Sin embargo, las pastillas no contenían diazepam. Su ingrediente era etizolam, una sustancia con efectos sedantes que podía representar un riesgo para los consumidores. Los productos eran comercializados con apariencia de medicamentos regulados, aunque no estaban sujetos a controles autorizados de composición, dosis o calidad.
La fiscalía estimó que la organización pudo fabricar millones de tabletas, con un valor calculado entre 56 millones y 288 millones de libras, dependiendo de si se consideraba el precio mayorista o el de venta final. Por sus dimensiones, el juez señaló que posiblemente se trataba de la mayor operación de este tipo descubierta por la policía británica.
Una camioneta permitió avanzar en la investigación
El caso tomó un giro decisivo en abril de 2022, cuando agentes interceptaron una camioneta que transportaba 2.5 millones de tabletas. El cargamento iba a ser entregado en un hotel de Manchester y tenía un valor potencial en las calles de entre 1.04 y 5.2 millones de libras, según la policía.

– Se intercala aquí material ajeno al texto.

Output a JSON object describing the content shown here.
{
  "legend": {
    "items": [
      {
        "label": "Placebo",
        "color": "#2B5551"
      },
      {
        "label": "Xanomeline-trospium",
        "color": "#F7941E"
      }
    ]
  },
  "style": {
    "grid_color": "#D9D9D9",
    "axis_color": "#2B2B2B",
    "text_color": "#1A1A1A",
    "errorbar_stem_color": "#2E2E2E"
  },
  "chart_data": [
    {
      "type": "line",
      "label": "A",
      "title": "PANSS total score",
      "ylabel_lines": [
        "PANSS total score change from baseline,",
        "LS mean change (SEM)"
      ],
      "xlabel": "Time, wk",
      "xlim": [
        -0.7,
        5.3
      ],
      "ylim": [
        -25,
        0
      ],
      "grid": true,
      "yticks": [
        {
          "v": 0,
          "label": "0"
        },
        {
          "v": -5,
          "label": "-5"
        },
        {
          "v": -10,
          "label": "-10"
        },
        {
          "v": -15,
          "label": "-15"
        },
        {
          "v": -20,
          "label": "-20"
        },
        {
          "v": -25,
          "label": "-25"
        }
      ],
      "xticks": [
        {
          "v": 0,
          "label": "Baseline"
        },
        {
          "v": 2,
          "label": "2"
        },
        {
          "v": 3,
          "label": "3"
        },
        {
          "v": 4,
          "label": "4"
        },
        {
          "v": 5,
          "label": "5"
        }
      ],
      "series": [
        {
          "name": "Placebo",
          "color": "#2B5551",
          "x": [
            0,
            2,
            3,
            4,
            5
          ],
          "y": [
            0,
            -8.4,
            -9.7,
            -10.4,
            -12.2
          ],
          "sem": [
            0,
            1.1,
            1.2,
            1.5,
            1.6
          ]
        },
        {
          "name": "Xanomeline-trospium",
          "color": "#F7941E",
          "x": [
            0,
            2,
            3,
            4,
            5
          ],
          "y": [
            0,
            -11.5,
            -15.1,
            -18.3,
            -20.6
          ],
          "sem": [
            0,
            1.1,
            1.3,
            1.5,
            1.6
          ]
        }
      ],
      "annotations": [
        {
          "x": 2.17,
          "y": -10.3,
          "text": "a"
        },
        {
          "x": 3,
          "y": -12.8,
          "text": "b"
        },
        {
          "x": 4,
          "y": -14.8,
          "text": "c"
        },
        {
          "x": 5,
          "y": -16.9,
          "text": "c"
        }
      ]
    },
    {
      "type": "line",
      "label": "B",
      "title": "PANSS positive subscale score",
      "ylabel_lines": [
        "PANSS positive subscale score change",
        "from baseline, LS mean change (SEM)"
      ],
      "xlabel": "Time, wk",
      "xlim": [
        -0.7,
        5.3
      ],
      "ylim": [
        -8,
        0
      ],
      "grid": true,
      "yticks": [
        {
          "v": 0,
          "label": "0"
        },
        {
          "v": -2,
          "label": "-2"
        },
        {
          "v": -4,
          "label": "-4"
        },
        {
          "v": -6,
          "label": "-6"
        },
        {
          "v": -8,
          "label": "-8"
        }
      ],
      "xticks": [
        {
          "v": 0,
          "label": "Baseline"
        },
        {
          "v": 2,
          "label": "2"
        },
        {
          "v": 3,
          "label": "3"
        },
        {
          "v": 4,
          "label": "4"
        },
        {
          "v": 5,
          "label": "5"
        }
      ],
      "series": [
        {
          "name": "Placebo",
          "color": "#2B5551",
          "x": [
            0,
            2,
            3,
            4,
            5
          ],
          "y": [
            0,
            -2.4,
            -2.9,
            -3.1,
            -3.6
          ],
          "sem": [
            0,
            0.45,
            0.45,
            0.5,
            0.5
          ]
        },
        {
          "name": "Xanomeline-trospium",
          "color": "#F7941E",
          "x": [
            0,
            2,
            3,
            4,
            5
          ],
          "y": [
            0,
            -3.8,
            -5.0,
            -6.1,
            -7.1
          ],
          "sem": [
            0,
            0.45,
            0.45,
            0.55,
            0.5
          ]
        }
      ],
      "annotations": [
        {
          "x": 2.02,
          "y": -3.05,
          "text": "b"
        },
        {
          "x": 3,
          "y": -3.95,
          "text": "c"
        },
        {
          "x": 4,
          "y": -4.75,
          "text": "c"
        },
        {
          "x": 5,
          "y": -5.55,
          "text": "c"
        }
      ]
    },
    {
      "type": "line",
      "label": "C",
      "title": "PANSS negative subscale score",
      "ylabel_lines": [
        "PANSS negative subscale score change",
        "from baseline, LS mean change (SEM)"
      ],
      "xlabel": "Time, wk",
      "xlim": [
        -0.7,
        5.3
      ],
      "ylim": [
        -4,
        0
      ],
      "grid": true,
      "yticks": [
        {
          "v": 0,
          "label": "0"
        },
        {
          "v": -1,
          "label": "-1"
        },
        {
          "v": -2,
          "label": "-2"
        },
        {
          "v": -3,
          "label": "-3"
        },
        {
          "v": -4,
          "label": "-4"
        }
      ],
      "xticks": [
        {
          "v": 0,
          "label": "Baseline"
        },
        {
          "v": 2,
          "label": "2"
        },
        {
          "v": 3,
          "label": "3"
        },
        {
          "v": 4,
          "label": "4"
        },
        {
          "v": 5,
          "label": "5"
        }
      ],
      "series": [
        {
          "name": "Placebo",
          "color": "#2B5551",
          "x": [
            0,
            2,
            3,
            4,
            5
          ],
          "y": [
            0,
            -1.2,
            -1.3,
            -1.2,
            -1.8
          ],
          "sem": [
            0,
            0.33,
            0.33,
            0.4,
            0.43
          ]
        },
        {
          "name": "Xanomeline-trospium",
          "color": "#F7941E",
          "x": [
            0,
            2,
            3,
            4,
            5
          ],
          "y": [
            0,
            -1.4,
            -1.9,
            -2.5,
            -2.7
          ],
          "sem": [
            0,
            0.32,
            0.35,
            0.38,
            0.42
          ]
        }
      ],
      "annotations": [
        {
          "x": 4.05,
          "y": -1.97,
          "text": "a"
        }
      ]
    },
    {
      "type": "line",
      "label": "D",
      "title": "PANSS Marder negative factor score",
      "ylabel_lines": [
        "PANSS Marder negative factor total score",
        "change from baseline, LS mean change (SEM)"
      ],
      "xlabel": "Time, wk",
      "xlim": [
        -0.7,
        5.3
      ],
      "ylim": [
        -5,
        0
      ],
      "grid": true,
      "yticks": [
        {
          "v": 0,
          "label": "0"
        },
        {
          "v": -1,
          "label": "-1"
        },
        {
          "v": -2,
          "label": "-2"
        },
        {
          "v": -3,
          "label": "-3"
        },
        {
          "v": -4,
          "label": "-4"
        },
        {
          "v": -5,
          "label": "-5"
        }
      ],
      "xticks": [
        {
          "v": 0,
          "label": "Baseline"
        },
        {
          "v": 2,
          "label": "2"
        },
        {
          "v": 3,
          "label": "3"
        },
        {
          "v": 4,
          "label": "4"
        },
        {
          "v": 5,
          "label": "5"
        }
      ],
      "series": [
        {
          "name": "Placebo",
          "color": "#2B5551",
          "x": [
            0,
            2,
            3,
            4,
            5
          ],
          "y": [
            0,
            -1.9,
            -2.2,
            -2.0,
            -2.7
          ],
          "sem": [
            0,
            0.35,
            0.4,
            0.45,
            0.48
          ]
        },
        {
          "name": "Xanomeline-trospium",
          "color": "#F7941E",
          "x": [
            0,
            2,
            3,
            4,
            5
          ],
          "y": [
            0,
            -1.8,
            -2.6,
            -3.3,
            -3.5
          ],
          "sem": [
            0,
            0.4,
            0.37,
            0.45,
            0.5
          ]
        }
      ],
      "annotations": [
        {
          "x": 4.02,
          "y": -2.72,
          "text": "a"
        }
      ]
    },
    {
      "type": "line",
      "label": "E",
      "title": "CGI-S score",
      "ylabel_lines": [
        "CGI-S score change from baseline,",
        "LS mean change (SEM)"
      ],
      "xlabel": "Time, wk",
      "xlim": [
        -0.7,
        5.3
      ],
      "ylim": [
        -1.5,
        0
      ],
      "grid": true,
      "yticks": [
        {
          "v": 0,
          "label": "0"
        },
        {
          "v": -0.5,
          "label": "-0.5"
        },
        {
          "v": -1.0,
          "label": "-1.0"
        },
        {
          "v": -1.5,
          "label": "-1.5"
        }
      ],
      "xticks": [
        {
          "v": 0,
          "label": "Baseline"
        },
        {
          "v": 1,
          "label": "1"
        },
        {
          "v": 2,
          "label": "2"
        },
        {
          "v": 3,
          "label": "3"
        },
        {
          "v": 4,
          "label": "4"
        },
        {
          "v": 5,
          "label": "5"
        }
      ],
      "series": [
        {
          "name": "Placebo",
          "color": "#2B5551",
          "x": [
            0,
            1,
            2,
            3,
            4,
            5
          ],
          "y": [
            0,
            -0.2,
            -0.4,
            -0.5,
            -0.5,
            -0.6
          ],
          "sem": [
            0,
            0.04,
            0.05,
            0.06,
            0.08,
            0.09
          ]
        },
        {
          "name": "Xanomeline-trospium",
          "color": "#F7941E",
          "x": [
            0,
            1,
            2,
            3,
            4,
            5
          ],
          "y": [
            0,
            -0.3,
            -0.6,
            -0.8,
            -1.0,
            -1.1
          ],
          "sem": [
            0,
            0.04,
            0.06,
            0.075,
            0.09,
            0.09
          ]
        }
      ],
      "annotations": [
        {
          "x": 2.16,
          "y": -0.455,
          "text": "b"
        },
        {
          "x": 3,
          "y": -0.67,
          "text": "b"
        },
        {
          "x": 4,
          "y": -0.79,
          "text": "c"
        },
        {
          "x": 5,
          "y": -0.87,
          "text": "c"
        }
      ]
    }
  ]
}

A partir de ese aseguramiento, los investigadores reconstruyeron las actividades de una organización que llevaba varios años operando. Spiby fue detenido y posteriormente llevado a juicio. Durante el proceso negó tener conocimiento de la conspiración, pero el jurado finalmente lo declaró culpable.
En el grupo también participaban su hijo, John Colin Spiby; Lee Drury, y Callum Dorian. El hijo de Spiby recibió una sentencia de nueve años, mientras que Drury fue condenado a nueve años y nueve meses. Dorian ya había sido sentenciado en 2024 a 12 años de prisión por delitos relacionados con la conspiración.
En conjunto, las condenas impuestas a los cuatro integrantes suman casi 50 años de prisión.
El riesgo de los medicamentos falsificados
Las autoridades destacaron que el principal peligro estaba en que las tabletas parecían medicamentos legítimos. Una persona podía pensar que adquiría un fármaco conocido y terminar consumiendo una sustancia diferente, sin información confiable sobre su composición o concentración.
Aunque Spiby había ganado una cantidad suficiente para retirarse, años después puso instalaciones y recursos al servicio de una operación clandestina. Su participación terminó con una condena de más de 16 años de cárcel.